Me imagino-pensaba muy ensimismado Gabriel- que si todo hubiese seguido su curso natural, él estaría en estos momentos dando clases en el instituto donde ensañaba contabilidad. Beatriz, probablemente estaría escribiendo alguna canción o tal vez grabándola en algún pequeño estudio de la ciudad y Pedro, bueno a él lo imaginaba fumando un cigarrillo de marihuana en algún lugar junto con sus amigos. “Sí, así serían los cosas”-se volvió a decir a sí mismo.
Pero como su padre le decía siempre, “Gabriel, hijo mío, nunca te olvides acerca de la entropía”, si aquella famosa palabra que su padre definía como “transformación”. Y le solía dar ejemplos muy simples: cuando un plato se rompe ya no es posible a que sea igual otra vez. Por más que se intente pegar todos los pedazos.
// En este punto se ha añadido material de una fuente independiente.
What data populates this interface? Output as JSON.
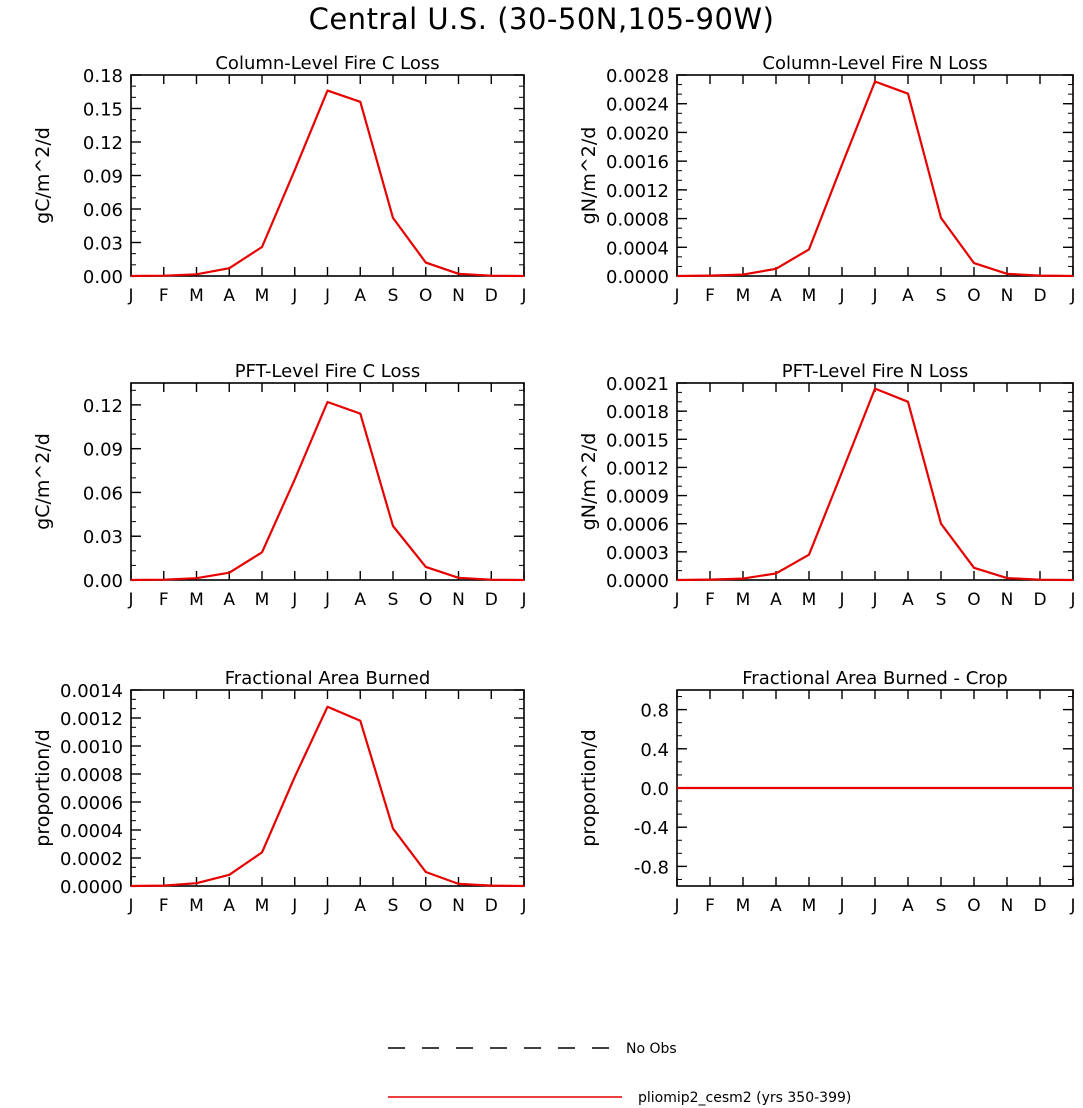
{
  "title": "Central U.S. (30-50N,105-90W)",
  "chart_data": [
    {
      "type": "line",
      "title": "Column-Level Fire C Loss",
      "ylabel": "gC/m^2/d",
      "categories": [
        "J",
        "F",
        "M",
        "A",
        "M",
        "J",
        "J",
        "A",
        "S",
        "O",
        "N",
        "D",
        "J"
      ],
      "ylim": [
        0,
        0.18
      ],
      "yticks": [
        "0.00",
        "0.03",
        "0.06",
        "0.09",
        "0.12",
        "0.15",
        "0.18"
      ],
      "series": [
        {
          "name": "pliomip2_cesm2 (yrs 350-399)",
          "color": "#e60000",
          "values": [
            0.0,
            0.0003,
            0.0015,
            0.007,
            0.026,
            0.095,
            0.166,
            0.156,
            0.052,
            0.012,
            0.002,
            0.0003,
            0.0
          ]
        }
      ]
    },
    {
      "type": "line",
      "title": "Column-Level Fire N Loss",
      "ylabel": "gN/m^2/d",
      "categories": [
        "J",
        "F",
        "M",
        "A",
        "M",
        "J",
        "J",
        "A",
        "S",
        "O",
        "N",
        "D",
        "J"
      ],
      "ylim": [
        0,
        0.0028
      ],
      "yticks": [
        "0.0000",
        "0.0004",
        "0.0008",
        "0.0012",
        "0.0016",
        "0.0020",
        "0.0024",
        "0.0028"
      ],
      "series": [
        {
          "name": "pliomip2_cesm2 (yrs 350-399)",
          "color": "#e60000",
          "values": [
            0.0,
            5e-06,
            2e-05,
            0.0001,
            0.00037,
            0.00155,
            0.00271,
            0.00254,
            0.00081,
            0.00018,
            3e-05,
            5e-06,
            0.0
          ]
        }
      ]
    },
    {
      "type": "line",
      "title": "PFT-Level Fire C Loss",
      "ylabel": "gC/m^2/d",
      "categories": [
        "J",
        "F",
        "M",
        "A",
        "M",
        "J",
        "J",
        "A",
        "S",
        "O",
        "N",
        "D",
        "J"
      ],
      "ylim": [
        0,
        0.135
      ],
      "yticks": [
        "0.00",
        "0.03",
        "0.06",
        "0.09",
        "0.12"
      ],
      "ytick_values": [
        0,
        0.03,
        0.06,
        0.09,
        0.12
      ],
      "series": [
        {
          "name": "pliomip2_cesm2 (yrs 350-399)",
          "color": "#e60000",
          "values": [
            0.0,
            0.0002,
            0.0012,
            0.005,
            0.019,
            0.069,
            0.122,
            0.114,
            0.037,
            0.009,
            0.0015,
            0.0002,
            0.0
          ]
        }
      ]
    },
    {
      "type": "line",
      "title": "PFT-Level Fire N Loss",
      "ylabel": "gN/m^2/d",
      "categories": [
        "J",
        "F",
        "M",
        "A",
        "M",
        "J",
        "J",
        "A",
        "S",
        "O",
        "N",
        "D",
        "J"
      ],
      "ylim": [
        0,
        0.0021
      ],
      "yticks": [
        "0.0000",
        "0.0003",
        "0.0006",
        "0.0009",
        "0.0012",
        "0.0015",
        "0.0018",
        "0.0021"
      ],
      "series": [
        {
          "name": "pliomip2_cesm2 (yrs 350-399)",
          "color": "#e60000",
          "values": [
            0.0,
            4e-06,
            1.5e-05,
            7e-05,
            0.00027,
            0.00115,
            0.00204,
            0.0019,
            0.0006,
            0.00013,
            2e-05,
            3e-06,
            0.0
          ]
        }
      ]
    },
    {
      "type": "line",
      "title": "Fractional Area Burned",
      "ylabel": "proportion/d",
      "categories": [
        "J",
        "F",
        "M",
        "A",
        "M",
        "J",
        "J",
        "A",
        "S",
        "O",
        "N",
        "D",
        "J"
      ],
      "ylim": [
        0,
        0.0014
      ],
      "yticks": [
        "0.0000",
        "0.0002",
        "0.0004",
        "0.0006",
        "0.0008",
        "0.0010",
        "0.0012",
        "0.0014"
      ],
      "series": [
        {
          "name": "pliomip2_cesm2 (yrs 350-399)",
          "color": "#e60000",
          "values": [
            0.0,
            3e-06,
            2e-05,
            8e-05,
            0.00024,
            0.00078,
            0.00128,
            0.00118,
            0.00041,
            0.0001,
            1.5e-05,
            3e-06,
            0.0
          ]
        }
      ]
    },
    {
      "type": "line",
      "title": "Fractional Area Burned - Crop",
      "ylabel": "proportion/d",
      "categories": [
        "J",
        "F",
        "M",
        "A",
        "M",
        "J",
        "J",
        "A",
        "S",
        "O",
        "N",
        "D",
        "J"
      ],
      "ylim": [
        -1,
        1
      ],
      "yticks": [
        "-0.8",
        "-0.4",
        "0.0",
        "0.4",
        "0.8"
      ],
      "ytick_values": [
        -0.8,
        -0.4,
        0.0,
        0.4,
        0.8
      ],
      "series": [
        {
          "name": "pliomip2_cesm2 (yrs 350-399)",
          "color": "#e60000",
          "values": [
            0,
            0,
            0,
            0,
            0,
            0,
            0,
            0,
            0,
            0,
            0,
            0,
            0
          ]
        }
      ]
    }
  ],
  "legend": [
    {
      "label": "No Obs",
      "style": "dashed",
      "color": "#000000"
    },
    {
      "label": "pliomip2_cesm2 (yrs 350-399)",
      "style": "solid",
      "color": "#e60000"
    }
  ]
}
O cuando mezclas el agua, la leche, el café y el azúcar para prepararte un café con leche, entonces ya no se podrá separarlos otra vez, el universo ha quedado transformado para siempre.
Cuánta razón tenía-pensó con tristeza Gabriel- Si Beatriz, Pedro y él jamás se hubiesen mezclado, cada uno seguiría el curso de sus vidas como si nada. Pero fue la pasión lo que los mezclo. Él se había enamorado perdidamente de Beatriz, ella se había enamorado de su dinero y finalmente Pedro estaba enganchado con Beatriz porque ella le proporcionaba la droga que necesitaba. Y luego fueron los celos, cuando él tuvo la desgracia de encontrarlos a los dos haciendo el amor en su propia cama, luego que se había ido de viaje y le había dejado como siempre la llave a Beatriz. Y luego una locura temporal que lo empujo a descargar los doce tiros de su pistola sobre ambos.
Nada hubiese pasado si no nos hubiésemos mezclado-una vez más se lamentó-. Mientras se dirigía a su celda donde pasaría el resto de sus días.